Suspended by the main web platforms after the assault on the Capitol, Donald Trump is now trying to counterattack with his favorite weapon: legal action.
But by claiming that Google, Facebook and Twitter have violated the First Amendment on freedom of expression, he will have to convince a judge that the Gafa are not private companies but “state actors”.
Which is, according to the consensus of legal experts, lost and suggests that Donald Trump is attempting above all a media stunt.
First problem: Complaints are made in Florida, not California
There can be no guarantee that the Florida courts will agree to take up these class actions (collective complaints) filed by Donald Trump and half a dozen Internet users in sunny Miami.
The charters of Facebook and Twitter, in particular, stipulate that any legal action must be brought before the Californian courts.
There are sometimes jurisdictional exceptions, but they are rare.
Second problem: 61 similar complainants already unsuccessful
Eric Goldman, a law professor specializing in new technologies at the University of Santa Clara, California, reviewed 61 court decisions on appeals filed by Internet users, who had been suspended or forced to delete publications.

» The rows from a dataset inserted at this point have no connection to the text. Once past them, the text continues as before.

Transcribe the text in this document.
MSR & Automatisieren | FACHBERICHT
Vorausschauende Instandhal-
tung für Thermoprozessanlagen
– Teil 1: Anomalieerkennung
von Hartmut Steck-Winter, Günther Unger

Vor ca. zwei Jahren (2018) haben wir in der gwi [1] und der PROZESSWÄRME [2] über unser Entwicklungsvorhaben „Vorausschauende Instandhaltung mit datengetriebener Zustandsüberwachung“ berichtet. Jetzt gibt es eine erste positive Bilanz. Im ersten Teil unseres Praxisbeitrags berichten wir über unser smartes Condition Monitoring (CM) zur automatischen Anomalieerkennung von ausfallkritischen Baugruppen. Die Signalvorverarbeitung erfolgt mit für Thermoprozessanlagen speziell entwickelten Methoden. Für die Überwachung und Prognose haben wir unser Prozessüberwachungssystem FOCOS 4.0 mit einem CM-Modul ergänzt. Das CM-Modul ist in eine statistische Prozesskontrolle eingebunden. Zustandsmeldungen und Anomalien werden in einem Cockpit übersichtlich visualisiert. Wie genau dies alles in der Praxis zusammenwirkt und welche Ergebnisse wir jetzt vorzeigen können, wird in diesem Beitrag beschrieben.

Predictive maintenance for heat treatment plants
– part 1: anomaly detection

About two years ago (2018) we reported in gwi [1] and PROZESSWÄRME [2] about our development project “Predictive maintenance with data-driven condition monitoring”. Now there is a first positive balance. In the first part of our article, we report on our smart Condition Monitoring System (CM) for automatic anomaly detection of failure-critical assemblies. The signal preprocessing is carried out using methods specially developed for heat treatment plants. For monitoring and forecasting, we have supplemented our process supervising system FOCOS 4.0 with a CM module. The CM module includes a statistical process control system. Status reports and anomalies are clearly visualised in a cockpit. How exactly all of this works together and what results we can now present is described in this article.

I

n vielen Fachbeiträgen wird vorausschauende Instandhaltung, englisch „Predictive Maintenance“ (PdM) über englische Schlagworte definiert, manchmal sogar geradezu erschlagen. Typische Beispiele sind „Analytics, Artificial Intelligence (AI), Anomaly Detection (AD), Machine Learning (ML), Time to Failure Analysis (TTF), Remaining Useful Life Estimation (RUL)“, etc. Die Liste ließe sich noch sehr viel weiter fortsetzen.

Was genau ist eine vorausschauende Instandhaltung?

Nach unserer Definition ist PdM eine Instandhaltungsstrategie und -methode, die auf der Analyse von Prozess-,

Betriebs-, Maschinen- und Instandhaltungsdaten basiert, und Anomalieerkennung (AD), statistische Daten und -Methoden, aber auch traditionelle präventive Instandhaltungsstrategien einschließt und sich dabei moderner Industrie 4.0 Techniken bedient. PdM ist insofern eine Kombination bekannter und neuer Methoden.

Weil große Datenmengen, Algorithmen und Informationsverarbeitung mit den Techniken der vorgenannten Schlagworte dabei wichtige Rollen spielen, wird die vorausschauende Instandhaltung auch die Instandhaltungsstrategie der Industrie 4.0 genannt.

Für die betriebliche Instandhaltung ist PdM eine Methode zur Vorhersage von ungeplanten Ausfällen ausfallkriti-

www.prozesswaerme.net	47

They all lost, most of them very quickly.
Severely, he judges that the arguments of Donald Trump's lawyers - who have, for half of them, email@example.com addresses - have "no merit".

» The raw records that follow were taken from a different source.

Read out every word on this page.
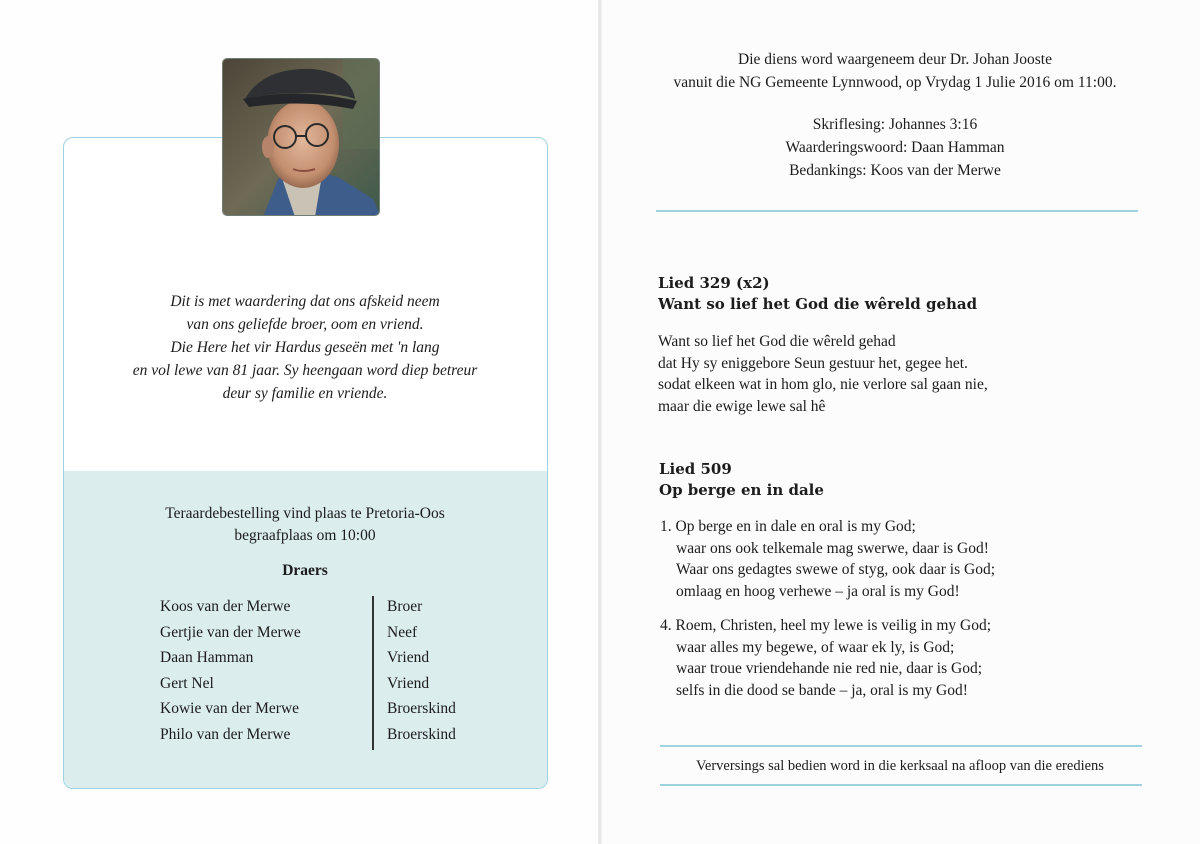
Dit is met waardering dat ons afskeid neem
van ons geliefde broer, oom en vriend.
Die Here het vir Hardus geseën met 'n lang
en vol lewe van 81 jaar. Sy heengaan word diep betreur
deur sy familie en vriende.
Teraardebestelling vind plaas te Pretoria-Oos
begraafplaas om 10:00
Draers
Koos van der Merwe	Broer
Gertjie van der Merwe	Neef
Daan Hamman	Vriend
Gert Nel	Vriend
Kowie van der Merwe	Broerskind
Philo van der Merwe	Broerskind
Die diens word waargeneem deur Dr. Johan Jooste
vanuit die NG Gemeente Lynnwood, op Vrydag 1 Julie 2016 om 11:00.
Skriflesing: Johannes 3:16
Waarderingswoord: Daan Hamman
Bedankings: Koos van der Merwe
Lied 329 (x2)
Want so lief het God die wêreld gehad
Want so lief het God die wêreld gehad
dat Hy sy eniggebore Seun gestuur het, gegee het.
sodat elkeen wat in hom glo, nie verlore sal gaan nie,
maar die ewige lewe sal hê
Lied 509
Op berge en in dale
1. Op berge en in dale en oral is my God;
waar ons ook telkemale mag swerwe, daar is God!
Waar ons gedagtes swewe of styg, ook daar is God;
omlaag en hoog verhewe – ja oral is my God!
4. Roem, Christen, heel my lewe is veilig in my God;
waar alles my begewe, of waar ek ly, is God;
waar troue vriendehande nie red nie, daar is God;
selfs in die dood se bande – ja, oral is my God!
Verversings sal bedien word in die kerksaal na afloop van die erediens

Third problem: The 1st amendment applies to the government, not to private companies
This is the root of the problem.
The First Amendment begins as follows: “Congress shall not pass any law relating to the establishment of a religion, or the prohibition of its free exercise;
or to limit freedom of expression ”.
“Congress” shall make no law… Trump and his lawyers need to read the first line of the First Amendment.
His lawsuit complaining of censorship against private social media companies and their leaders is going nowhere.

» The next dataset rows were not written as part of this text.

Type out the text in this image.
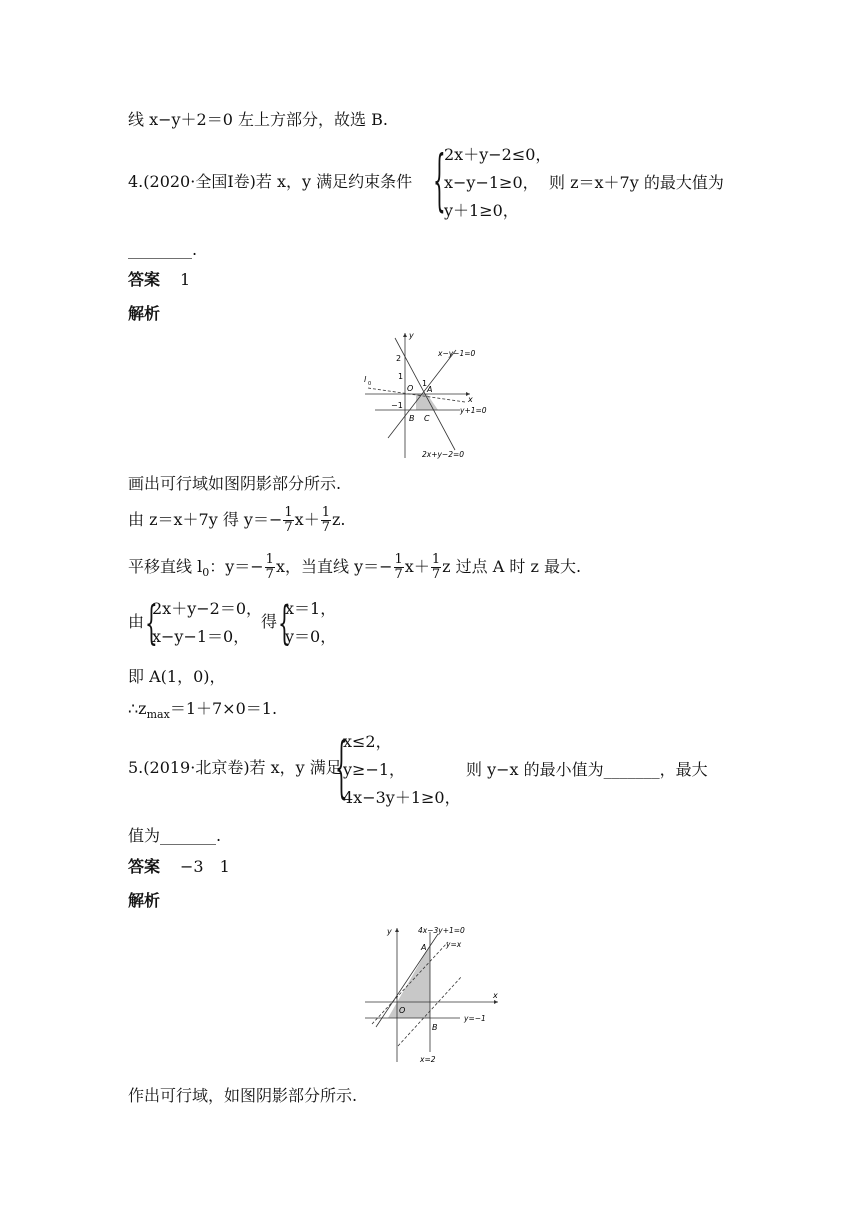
线 x−y＋2＝0 左上方部分，故选 B.
4.(2020·全国Ⅰ卷)若 x，y 满足约束条件 {
2x＋y−2≤0，
x−y−1≥0，
y＋1≥0，
则 z＝x＋7y 的最大值为
________.
答案 1
解析
y
x
2
1
O
1
−1
l 0
A
B C
x−y−1=0
y+1=0
2x+y−2=0
画出可行域如图阴影部分所示.
由 z＝x＋7y 得 $y=- \frac{1}{7} x+ \frac{1}{7} z$.
平移直线 $l_0$：$y=- \frac{1}{7}$ x，当直线 $y=- \frac{1}{7} x+ \frac{1}{7}$ z 过点 A 时 z 最大.
由 {
2x＋y−2＝0，
x−y−1＝0，
得 {
x＝1，
y＝0，
即 A(1，0)，
$\therefore z_{max}=1+7\times 0=1$.
5.(2019·北京卷)若 x，y 满足
{
x≤2，
y≥−1，
4x−3y＋1≥0，
则 y−x 的最小值为_______，最大
值为_______.
答案 −3　1
解析
y
x
4x−3y+1=0
y=x
A
O
B
y=−1
x=2
作出可行域，如图阴影部分所示.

- Barb McQuade (@BarbMcQuade) July 7, 2021
Facebook, Google and Twitter are private companies, which are free to impose rules that users agree to when creating their accounts, and then enforce them. Donald Trump's lawyers know this well. To get around this armored wall, they claim - it's a bit technical - that the platforms took decisions under pressure from US elected officials, who threatened to revoke section 230 of the “Communications Decency Act”. This law is a pillar of the functioning of digital platforms. It offers Facebook, Twitter or YouTube immunity against any legal action related to content published by third parties and gives them the freedom to intervene on the platforms as they see fit. The complaint therefore asserts that the Gafa have become "state actors". And are covered by the 1st Amendment.
For Eric Goldman, "these arguments are not new, and there is no chance that these complaints from Donald Trump will succeed where others have failed."
In Florida, a judge last week challenged a law signed by Governor Ron DeSantis - a fervent supporter of Donald Trump - which wanted to punish platforms banning political candidates.